What great explanations! Really like the relatively simple breakdown and the full technical data flow
this video is so good that I needed to have an offline copy of it so that in case a disaster impacts all the google servers, especially youtube's, I would still be able to watch the video😂.
thanks for this great explanation.
Just wanted to say, you are the man! Great CISSP training resource. Small critique, feel free to lighten the script on some of the videos. Try to give it a more relaxed feel in the delivery when recording. The visuals are fantastic. =)
I'm glad the video was helpful. I also really appreciate your feedback. I'm new to making these videos and I have a lot to learn!
Best explanation of kerberos on the internet. Thanks
Wow! Thanks!
What an excellent explanation. Loved it
Brilliant explanation!
Thanks for making this video available to us. This is explained very layman and I found it useful to further understand kerberoasting attack and golden ticket persistence mechanism. Thanks a bunch!

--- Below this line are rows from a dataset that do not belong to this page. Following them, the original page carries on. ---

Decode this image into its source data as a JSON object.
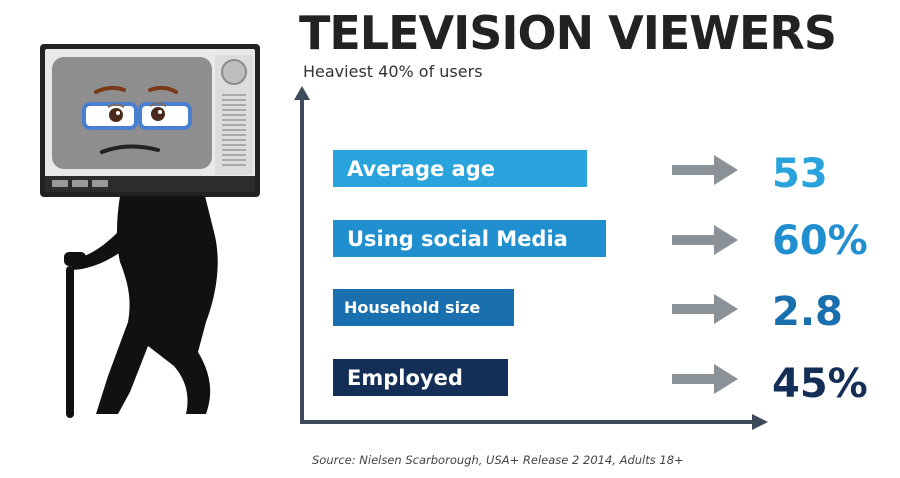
{
  "title": "TELEVISION VIEWERS",
  "subtitle": "Heaviest 40% of users",
  "stats": [
    {
      "label": "Average age",
      "value": "53",
      "label_color": "#29a3dc",
      "value_color": "#29a3dc"
    },
    {
      "label": "Using social Media",
      "value": "60%",
      "label_color": "#1f8fcf",
      "value_color": "#1f8fcf"
    },
    {
      "label": "Household size",
      "value": "2.8",
      "label_color": "#1a6fae",
      "value_color": "#1a6fae"
    },
    {
      "label": "Employed",
      "value": "45%",
      "label_color": "#142f57",
      "value_color": "#142f57"
    }
  ],
  "source": "Source: Nielsen Scarborough, USA+ Release 2 2014, Adults 18+",
  "colors": {
    "axis": "#3d4a5c",
    "arrow": "#8a9297",
    "tv_frame": "#222222",
    "tv_screen": "#8e8e8e",
    "figure": "#111111",
    "glasses": "#4a7fcf"
  },
  "icons": [
    "old-man-tv-head-illustration",
    "walking-cane-icon",
    "right-arrow-icon"
  ]
}
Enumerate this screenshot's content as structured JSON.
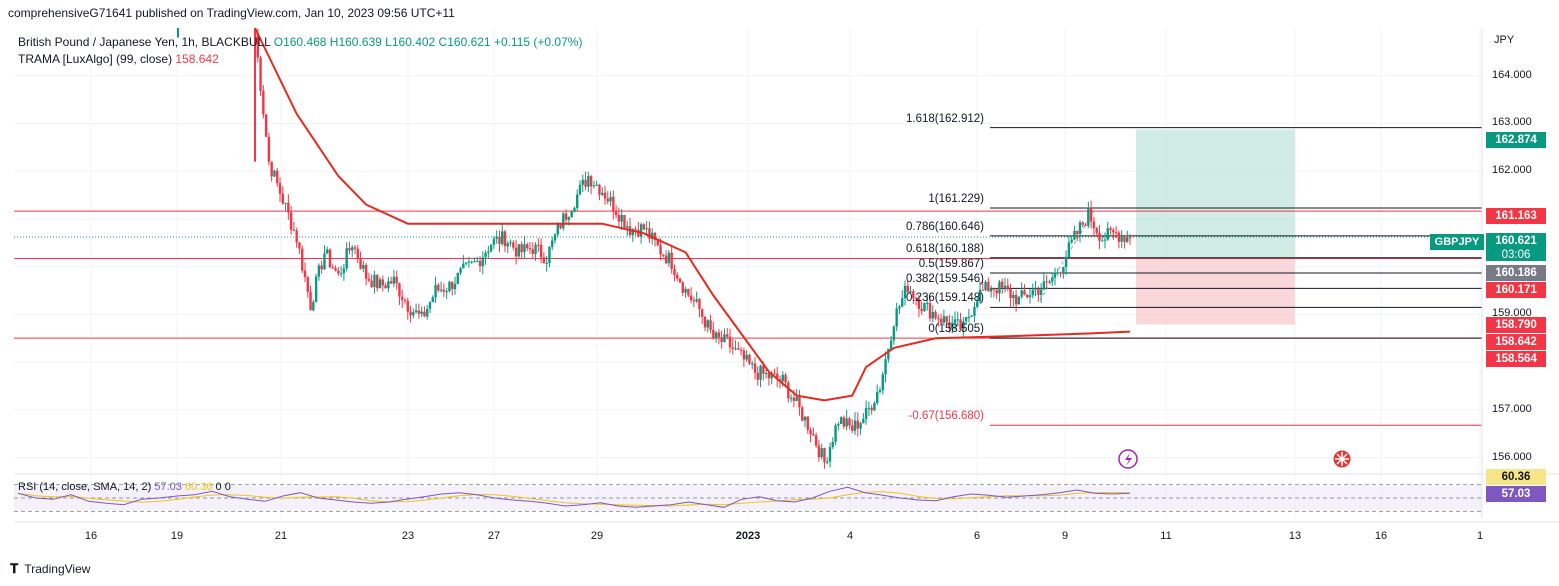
{
  "header": {
    "text": "comprehensiveG71641 published on TradingView.com, Jan 10, 2023 09:56 UTC+11"
  },
  "legend": {
    "symbol": "British Pound / Japanese Yen, 1h, BLACKBULL",
    "ohlc": "O160.468 H160.639 L160.402 C160.621 +0.115 (+0.07%)",
    "indicator_name": "TRAMA [LuxAlgo] (99, close)",
    "indicator_value": "158.642"
  },
  "rsi_legend": {
    "label": "RSI (14, close, SMA, 14, 2)",
    "rsi": "57.03",
    "sma": "60.36",
    "extra": "0  0"
  },
  "footer": {
    "brand": "TradingView"
  },
  "colors": {
    "up": "#089981",
    "down": "#f23645",
    "trama": "#e52a1f",
    "rsi": "#7e57c2",
    "rsi_sma": "#f0c419",
    "tp_zone": "#b2dfd3",
    "sl_zone": "#f8c9cf"
  },
  "chart_data": {
    "type": "candlestick",
    "symbol": "GBPJPY",
    "unit": "JPY",
    "timeframe": "1h",
    "x_tick_labels": [
      "16",
      "19",
      "21",
      "23",
      "27",
      "29",
      "2023",
      "4",
      "6",
      "9",
      "11",
      "13",
      "16",
      "1"
    ],
    "y_tick_labels": [
      "164.000",
      "163.000",
      "162.000",
      "161.000",
      "159.000",
      "157.000",
      "156.000"
    ],
    "ylim": [
      155.7,
      165.0
    ],
    "fibonacci": [
      {
        "label": "1.618(162.912)",
        "level": 162.912
      },
      {
        "label": "1(161.229)",
        "level": 161.229
      },
      {
        "label": "0.786(160.646)",
        "level": 160.646
      },
      {
        "label": "0.618(160.188)",
        "level": 160.188
      },
      {
        "label": "0.5(159.867)",
        "level": 159.867
      },
      {
        "label": "0.382(159.546)",
        "level": 159.546
      },
      {
        "label": "0.236(159.148)",
        "level": 159.148
      },
      {
        "label": "0(158.505)",
        "level": 158.505
      },
      {
        "label": "-0.67(156.680)",
        "level": 156.68
      }
    ],
    "horizontal_lines": [
      161.163,
      160.171,
      158.505
    ],
    "price_labels": [
      {
        "value": "162.874",
        "color": "#089981"
      },
      {
        "value": "161.163",
        "color": "#f23645"
      },
      {
        "value": "160.621",
        "color": "#089981",
        "countdown": "03:06",
        "tag": "GBPJPY"
      },
      {
        "value": "160.186",
        "color": "#787b86"
      },
      {
        "value": "160.171",
        "color": "#f23645"
      },
      {
        "value": "158.790",
        "color": "#f23645"
      },
      {
        "value": "158.642",
        "color": "#f23645"
      },
      {
        "value": "158.564",
        "color": "#f23645"
      }
    ],
    "position": {
      "entry": 160.186,
      "target": 162.874,
      "stop": 158.79
    },
    "series": [
      {
        "name": "GBPJPY",
        "close_path": [
          [
            0,
            164.9
          ],
          [
            2,
            162.2
          ],
          [
            4,
            161.4
          ],
          [
            6,
            160.6
          ],
          [
            8,
            159.2
          ],
          [
            10,
            160.3
          ],
          [
            12,
            159.8
          ],
          [
            14,
            160.5
          ],
          [
            16,
            159.8
          ],
          [
            18,
            159.6
          ],
          [
            20,
            159.7
          ],
          [
            22,
            159.2
          ],
          [
            24,
            158.9
          ],
          [
            26,
            159.5
          ],
          [
            28,
            159.6
          ],
          [
            30,
            159.9
          ],
          [
            32,
            160.1
          ],
          [
            34,
            160.5
          ],
          [
            36,
            160.6
          ],
          [
            38,
            160.3
          ],
          [
            40,
            160.4
          ],
          [
            42,
            160.2
          ],
          [
            44,
            160.9
          ],
          [
            46,
            161.4
          ],
          [
            48,
            161.9
          ],
          [
            50,
            161.6
          ],
          [
            52,
            161.2
          ],
          [
            54,
            160.8
          ],
          [
            56,
            160.8
          ],
          [
            58,
            160.4
          ],
          [
            60,
            160.1
          ],
          [
            62,
            159.5
          ],
          [
            64,
            159.1
          ],
          [
            66,
            158.5
          ],
          [
            68,
            158.4
          ],
          [
            70,
            158.1
          ],
          [
            72,
            157.8
          ],
          [
            74,
            157.7
          ],
          [
            76,
            157.6
          ],
          [
            78,
            157.1
          ],
          [
            80,
            156.6
          ],
          [
            82,
            155.9
          ],
          [
            84,
            156.8
          ],
          [
            86,
            156.6
          ],
          [
            88,
            156.9
          ],
          [
            90,
            157.5
          ],
          [
            92,
            158.9
          ],
          [
            94,
            159.6
          ],
          [
            96,
            159.2
          ],
          [
            98,
            159.0
          ],
          [
            100,
            158.8
          ],
          [
            102,
            158.7
          ],
          [
            104,
            159.4
          ],
          [
            106,
            159.6
          ],
          [
            108,
            159.5
          ],
          [
            110,
            159.3
          ],
          [
            112,
            159.5
          ],
          [
            114,
            159.6
          ],
          [
            116,
            160.0
          ],
          [
            118,
            160.6
          ],
          [
            120,
            161.1
          ],
          [
            122,
            160.6
          ],
          [
            124,
            160.7
          ],
          [
            126,
            160.6
          ]
        ]
      },
      {
        "name": "TRAMA",
        "path": [
          [
            0,
            165.0
          ],
          [
            6,
            163.2
          ],
          [
            12,
            161.9
          ],
          [
            16,
            161.3
          ],
          [
            22,
            160.9
          ],
          [
            30,
            160.9
          ],
          [
            40,
            160.9
          ],
          [
            50,
            160.9
          ],
          [
            56,
            160.7
          ],
          [
            62,
            160.3
          ],
          [
            66,
            159.4
          ],
          [
            70,
            158.6
          ],
          [
            74,
            157.8
          ],
          [
            78,
            157.3
          ],
          [
            82,
            157.2
          ],
          [
            86,
            157.3
          ],
          [
            88,
            157.9
          ],
          [
            92,
            158.3
          ],
          [
            98,
            158.5
          ],
          [
            110,
            158.55
          ],
          [
            120,
            158.6
          ],
          [
            126,
            158.64
          ]
        ]
      },
      {
        "name": "RSI",
        "values": [
          57,
          50,
          48,
          55,
          45,
          42,
          40,
          48,
          50,
          53,
          55,
          60,
          52,
          48,
          45,
          53,
          58,
          50,
          47,
          44,
          42,
          44,
          48,
          52,
          56,
          58,
          55,
          50,
          47,
          45,
          42,
          38,
          40,
          43,
          38,
          36,
          38,
          40,
          44,
          40,
          36,
          48,
          52,
          46,
          44,
          50,
          60,
          66,
          58,
          54,
          50,
          47,
          46,
          52,
          56,
          54,
          51,
          53,
          55,
          58,
          62,
          57,
          56,
          57
        ]
      }
    ],
    "rsi_levels": [
      70,
      50,
      30
    ]
  }
}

Such an articulate presentation, well presented and incredibly easy to follow. You have a talent for teaching, sir.
Have been watching several Kerberos videos before yours, and the amount of attention to detail that was presented in a digestible format along with fantastic visual aids really helped me to understand the topic better than any other videos I've seen so far. Kudos to you, keep up the great work!
Amazing and simplified explanation
one of the best explanation of kerberos ( if i don't say the best). thank you very much!
I really LOVE your presentation; easy to follow, OUTSTANDING, but not perfect :) Error at 04:03. The TGT is sent back to the user along with another messaage encrypted with the users (PASSWORD), not (Users Secret Key) as stated. Neither the AS or TGS, or anyone else for that matter will have the Users Secret Key.